In constraint satisfaction, constraint inference is a relationship between constraints and their consequences. A set of constraints $D$ entails a constraint $C$ if every solution to $D$ is also a solution to $C$. In other words, if $V$ is a valuation of the variables in the scopes of the constraints in $D$ and all constraints in $D$ are satisfied by $V$, then $V$ also satisfies the constraint $C$.

Some operations on constraints produce a new constraint that is a consequence of them. Constraint composition operates on a pair of binary constraints $((x,y),R)$ and $((y,z),S)$ with a common variable. The composition of such two constraints is the constraint $((x,z),Q)$ that is satisfied by every evaluation of the two non-shared variables for which there exists a value of the shared variable $y$ such that the evaluation of these three variables satisfies the two original constraints $((x,y),R)$ and $((y,z),S)$.

Constraint projection restricts the effects of a constraint to some of its variables. Given a constraint $(t,R)$ its projection to a subset $t'$ of its variables is the constraint $(t',R')$ that is satisfied by an evaluation if this evaluation can be extended to the other variables in such a way the original constraint $(t,R)$ is satisfied.

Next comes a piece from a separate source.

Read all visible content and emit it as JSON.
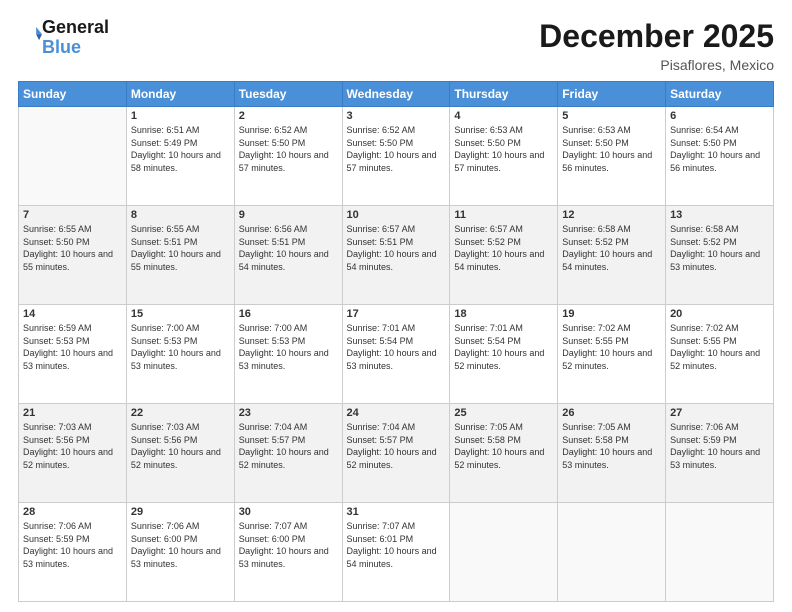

Extended composition is similar in principle to composition, but allows for an arbitrary number of possibly non-binary constraints; the generated constraint is on an arbitrary subset of the variables of the original constraints. Given constraints $C_1,\ldots,C_m$ and a list $A$ of their variables, the extended composition of them is the constraint $(A,R)$ where an evaluation of $A$ satisfies this constraint if it can be extended to the other variables so that $C_1,\ldots,C_m$ are all satisfied.